When I say that I don’t mean that I overreacted about how good the Twilight books are or how much they affected me. I’ve totally come to grips with THAT fact (and I’ve managed to bring someone else down with me now, so I’m not feeling so lonely). I’m starting to think that I may have overreacted a bit about Edward and Bella and my strong hate for that relationship.
Now that the haze has cleared a little and my wounds over Jacob are starting to heal I’m beginning to realize that everything with Edward and Bella is great and it will still be fun to experience and I’m definitely looking forward to the rest of the story. I just needed to mourn a little bit. And then start reading the books all over again…that’s gonna help a lot too.

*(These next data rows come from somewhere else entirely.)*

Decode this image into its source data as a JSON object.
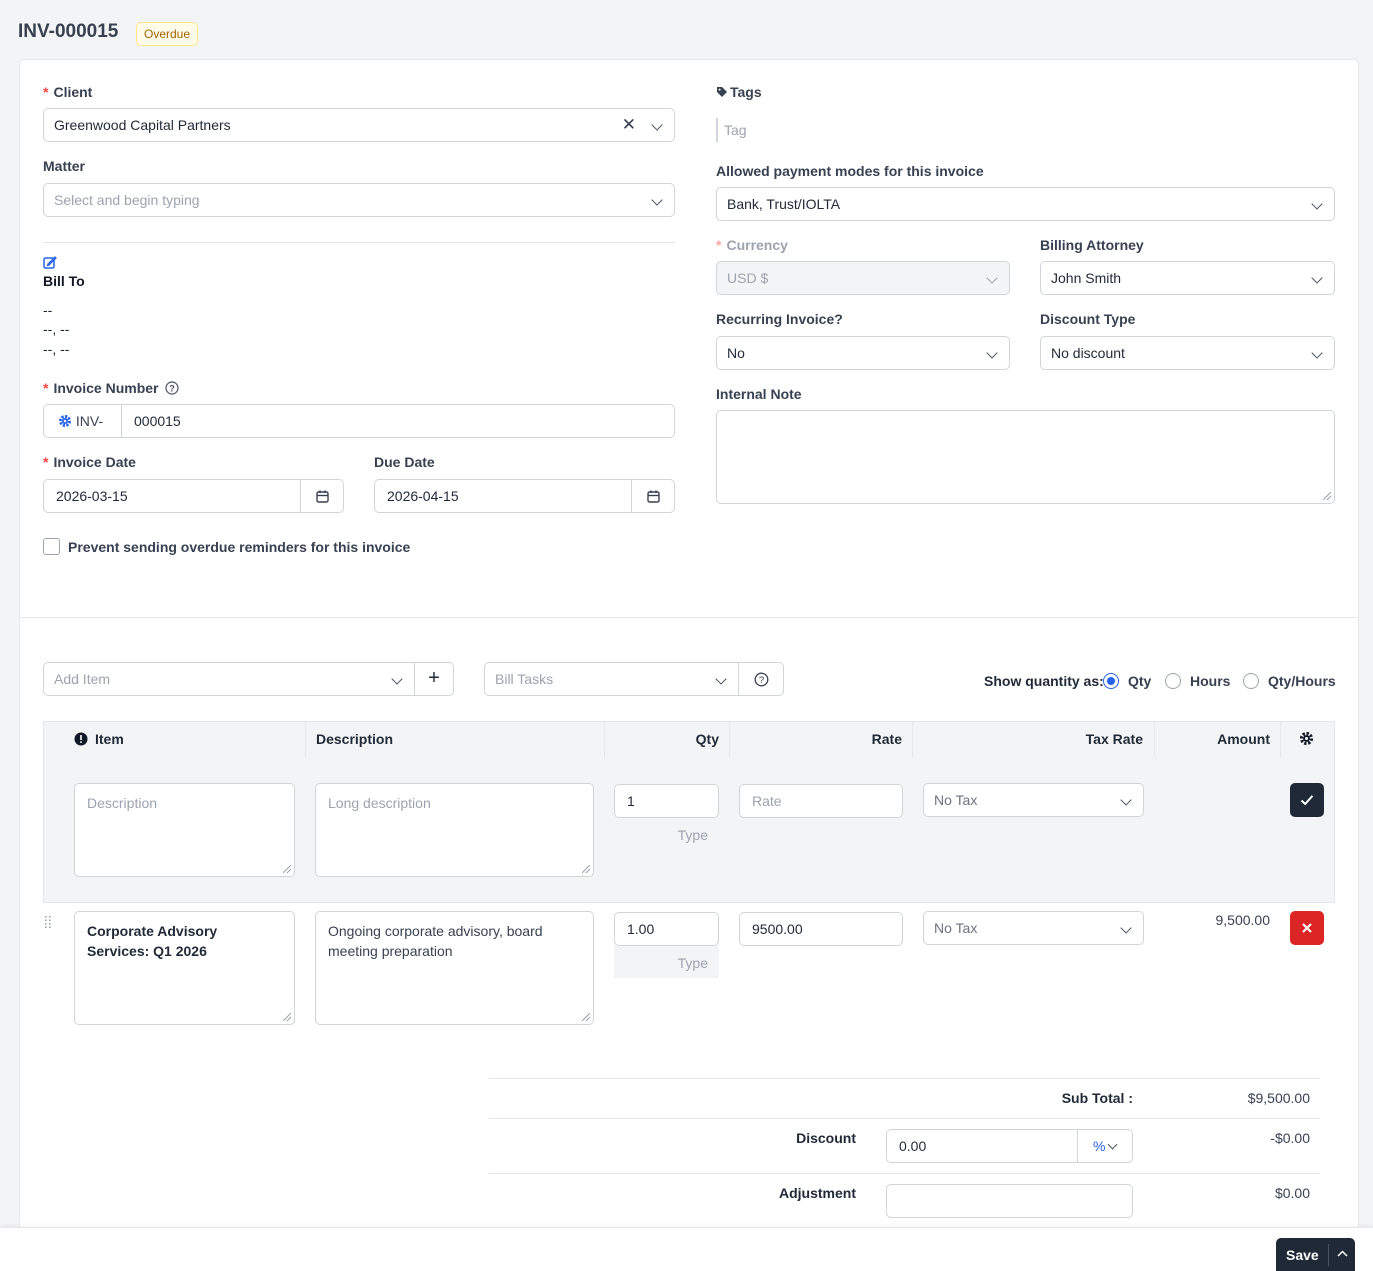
{
  "header": {
    "invoice_id": "INV-000015",
    "status": "Overdue"
  },
  "client": {
    "label": "Client",
    "value": "Greenwood Capital Partners"
  },
  "matter": {
    "label": "Matter",
    "placeholder": "Select and begin typing"
  },
  "bill_to": {
    "label": "Bill To",
    "line1": "--",
    "line2": "--, --",
    "line3": "--, --"
  },
  "invoice_number": {
    "label": "Invoice Number",
    "prefix": "INV-",
    "value": "000015"
  },
  "invoice_date": {
    "label": "Invoice Date",
    "value": "2026-03-15"
  },
  "due_date": {
    "label": "Due Date",
    "value": "2026-04-15"
  },
  "prevent_reminders": {
    "label": "Prevent sending overdue reminders for this invoice",
    "checked": false
  },
  "tags": {
    "label": "Tags",
    "placeholder": "Tag"
  },
  "payment_modes": {
    "label": "Allowed payment modes for this invoice",
    "value": "Bank, Trust/IOLTA"
  },
  "currency": {
    "label": "Currency",
    "value": "USD $"
  },
  "billing_attorney": {
    "label": "Billing Attorney",
    "value": "John Smith"
  },
  "recurring": {
    "label": "Recurring Invoice?",
    "value": "No"
  },
  "discount_type": {
    "label": "Discount Type",
    "value": "No discount"
  },
  "internal_note": {
    "label": "Internal Note",
    "value": ""
  },
  "toolbar": {
    "add_item_placeholder": "Add Item",
    "bill_tasks_placeholder": "Bill Tasks",
    "show_qty_label": "Show quantity as:",
    "qty_options": [
      "Qty",
      "Hours",
      "Qty/Hours"
    ],
    "selected": "Qty"
  },
  "table": {
    "headers": {
      "item": "Item",
      "description": "Description",
      "qty": "Qty",
      "rate": "Rate",
      "tax_rate": "Tax Rate",
      "amount": "Amount"
    },
    "new_row": {
      "item_placeholder": "Description",
      "description_placeholder": "Long description",
      "qty": "1",
      "qty_type": "Type",
      "rate_placeholder": "Rate",
      "tax": "No Tax"
    },
    "rows": [
      {
        "item": "Corporate Advisory Services: Q1 2026",
        "description": "Ongoing corporate advisory, board meeting preparation",
        "qty": "1.00",
        "qty_type": "Type",
        "rate": "9500.00",
        "tax": "No Tax",
        "amount": "9,500.00"
      }
    ]
  },
  "totals": {
    "subtotal_label": "Sub Total :",
    "subtotal": "$9,500.00",
    "discount_label": "Discount",
    "discount_value": "0.00",
    "discount_unit": "%",
    "discount_amount": "-$0.00",
    "adjustment_label": "Adjustment",
    "adjustment_value": "",
    "adjustment_amount": "$0.00"
  },
  "footer": {
    "save_label": "Save"
  },
  "colors": {
    "required": "#ef4444",
    "accent": "#2563eb",
    "danger": "#dc2626",
    "dark": "#1f2937",
    "badge_text": "#a16207"
  }
}
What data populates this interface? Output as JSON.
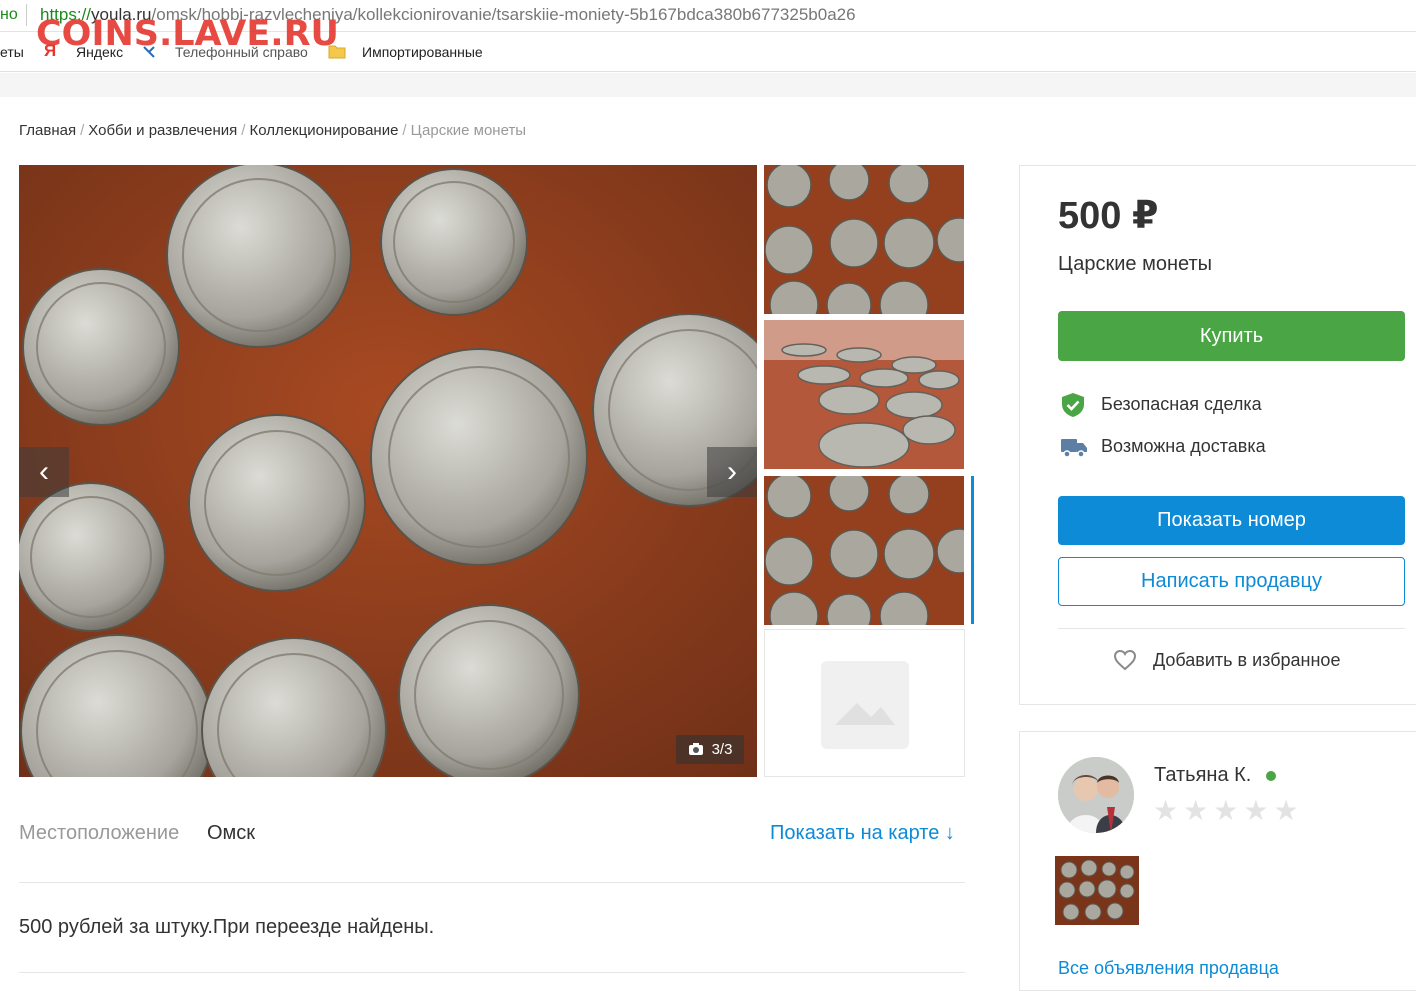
{
  "browser": {
    "security_text": "но",
    "url_scheme": "https://",
    "url_host": "youla.ru",
    "url_path": "/omsk/hobbi-razvlecheniya/kollekcionirovanie/tsarskiie-moniety-5b167bdca380b677325b0a26",
    "bookmarks": [
      {
        "label": "еты",
        "icon": "bookmark-fragment"
      },
      {
        "label": "Яндекс",
        "icon": "yandex-icon"
      },
      {
        "label": "Телефонный справо",
        "icon": "phone-tool-icon"
      },
      {
        "label": "Импортированные",
        "icon": "folder-icon"
      }
    ],
    "watermark": "COINS.LAVE.RU"
  },
  "breadcrumbs": [
    "Главная",
    "Хобби и развлечения",
    "Коллекционирование",
    "Царские монеты"
  ],
  "gallery": {
    "counter": "3/3",
    "prev_icon": "chevron-left-icon",
    "next_icon": "chevron-right-icon",
    "active_index": 3
  },
  "location": {
    "label": "Местоположение",
    "value": "Омск",
    "map_link": "Показать на карте ↓"
  },
  "description": "500 рублей за штуку.При переезде найдены.",
  "offer": {
    "price": "500 ₽",
    "title": "Царские монеты",
    "buy_label": "Купить",
    "features": [
      {
        "icon": "shield-check-icon",
        "label": "Безопасная сделка"
      },
      {
        "icon": "truck-icon",
        "label": "Возможна доставка"
      }
    ],
    "show_phone_label": "Показать номер",
    "write_label": "Написать продавцу",
    "favorite_label": "Добавить в избранное"
  },
  "seller": {
    "name": "Татьяна К.",
    "online": true,
    "rating": 0,
    "rating_max": 5,
    "all_ads_label": "Все объявления продавца"
  },
  "colors": {
    "accent_blue": "#0d8bd6",
    "buy_green": "#4aa544",
    "online_green": "#4aa544"
  }
}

I’ve been preaching this series to anyone who will listen right now. I bought a second copy of the first book so that I could loan it to people – starting with a very close friend of mine. I gave it to her last Monday and she called me on Tuesday to let me know she was already 200 pages in. Then Wednesday, when I was on vacation, I got a voicemail about how crazy she was about it. By the following Tuesday when I got back to work she had finished all 3 books. Since then the two of us have had a terrible time focusing on the job at hand. Instead, a lot of time has been spent on obsessing over the story.
She also helped talk me down from the metaphorical cliff I was on over Jacob.
Thank god – I’m not sure what I would do if I had to keep trying to talk to disinterested parties about the damn thing.